Invitées par le Conseil pontifical pour la pastorale des migrants et des personnes en déplacement, deux religieuses ont apporté leur témoignage – sœur Patricia Ebegbulem, coordinatrice du réseau africain contre le trafic d’êtres humains, et la scalabrinienne Rosita Milesi, qui dirige l’institut de migration et droits humains au Brésil — ainsi que la directrice du bureau advocacy and policy de Caritas internationalis, Martina Liebsch.

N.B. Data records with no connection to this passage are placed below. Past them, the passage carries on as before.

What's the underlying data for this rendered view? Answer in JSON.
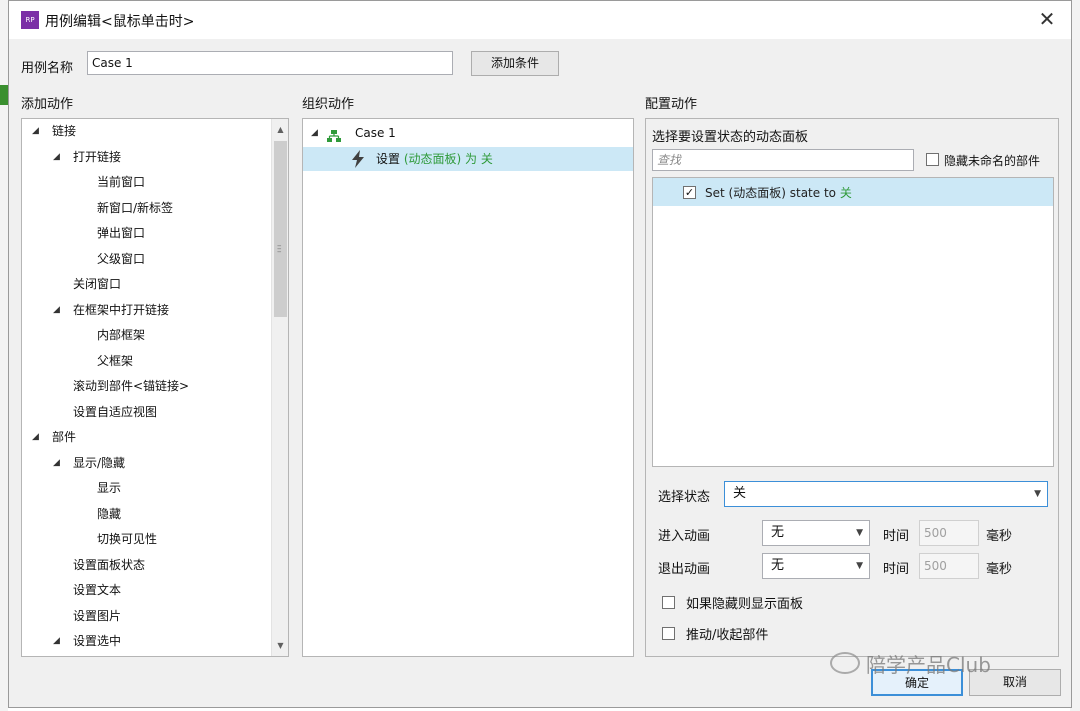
{
  "window": {
    "title": "用例编辑<鼠标单击时>",
    "app_icon": "RP",
    "close_glyph": "✕"
  },
  "case": {
    "name_label": "用例名称",
    "name_value": "Case 1",
    "add_condition_button": "添加条件"
  },
  "sections": {
    "add_action": "添加动作",
    "organize_action": "组织动作",
    "configure_action": "配置动作"
  },
  "action_tree": [
    {
      "label": "链接",
      "level": 0,
      "expanded": true
    },
    {
      "label": "打开链接",
      "level": 1,
      "expanded": true
    },
    {
      "label": "当前窗口",
      "level": 2
    },
    {
      "label": "新窗口/新标签",
      "level": 2
    },
    {
      "label": "弹出窗口",
      "level": 2
    },
    {
      "label": "父级窗口",
      "level": 2
    },
    {
      "label": "关闭窗口",
      "level": 1
    },
    {
      "label": "在框架中打开链接",
      "level": 1,
      "expanded": true
    },
    {
      "label": "内部框架",
      "level": 2
    },
    {
      "label": "父框架",
      "level": 2
    },
    {
      "label": "滚动到部件<锚链接>",
      "level": 1
    },
    {
      "label": "设置自适应视图",
      "level": 1
    },
    {
      "label": "部件",
      "level": 0,
      "expanded": true
    },
    {
      "label": "显示/隐藏",
      "level": 1,
      "expanded": true
    },
    {
      "label": "显示",
      "level": 2
    },
    {
      "label": "隐藏",
      "level": 2
    },
    {
      "label": "切换可见性",
      "level": 2
    },
    {
      "label": "设置面板状态",
      "level": 1
    },
    {
      "label": "设置文本",
      "level": 1
    },
    {
      "label": "设置图片",
      "level": 1
    },
    {
      "label": "设置选中",
      "level": 1,
      "expanded": true
    }
  ],
  "organize": {
    "case_label": "Case 1",
    "action_prefix": "设置",
    "action_target": "(动态面板)",
    "action_middle": "为",
    "action_value": "关"
  },
  "configure": {
    "panel_heading": "选择要设置状态的动态面板",
    "search_placeholder": "查找",
    "hide_unnamed_label": "隐藏未命名的部件",
    "item_prefix": "Set",
    "item_target": "(动态面板)",
    "item_middle": "state to",
    "item_value": "关",
    "item_checked": true,
    "select_state_label": "选择状态",
    "select_state_value": "关",
    "enter_anim_label": "进入动画",
    "enter_anim_value": "无",
    "exit_anim_label": "退出动画",
    "exit_anim_value": "无",
    "time_label": "时间",
    "time_value": "500",
    "ms_label": "毫秒",
    "show_if_hidden_label": "如果隐藏则显示面板",
    "push_pull_label": "推动/收起部件"
  },
  "footer": {
    "ok_button": "确定",
    "cancel_button": "取消"
  },
  "watermark": {
    "text": "陪学产品Club"
  },
  "colors": {
    "accent_green": "#2f9a3a",
    "selection": "#cce8f6",
    "app_icon": "#7b2fa6"
  }
}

Les trois intervenantes ont rappelé les fondements théologiques et pastoraux de la sollicitude de l’Eglise envers les femmes migrantes, en exhortant à mieux comprendre la situation et le rôle de ces dernières dans la société. Elles ont concordé sur le fait que tandis que, par le passé, leurs déplacements étaient liés au rapprochement familial, aujourd’hui les femmes sont les protagonistes d’une féminisation des migrations, qui comporte des aspects négatifs et positifs. D’un côté elles sont en effet des victimes de violations, d’exploitation et d’injustices, mais de l’autre elles se posent toujours davantage comme des agents fondamentaux dans le processus complexe d’intégration dans la société d’arrivée, en assurant des tâches de médiation culturelle aussi bien en famille que dans l’espace public. Elles partent – a dit sœur Milesi — pour différentes raisons : « parce qu’elles sont vendues comme esclaves ou fuient des catastrophes naturelles ou des violences, ou bien parce qu’elles sont à la recherche d’un revenu pour aider leurs familles ou accéder à une plus grande autonomie. Impliquées dans le cadre productif, du travail externe, elles abandonnent rarement la responsabilité dans le cadre reproductif. En outre, elles s’engagent activement pour le bien-être également de ceux dont elles ont la charge, surtout lorsqu’elles sont impliquées dans des travaux domestiques, d’infirmières ou d’assistance aux enfants ».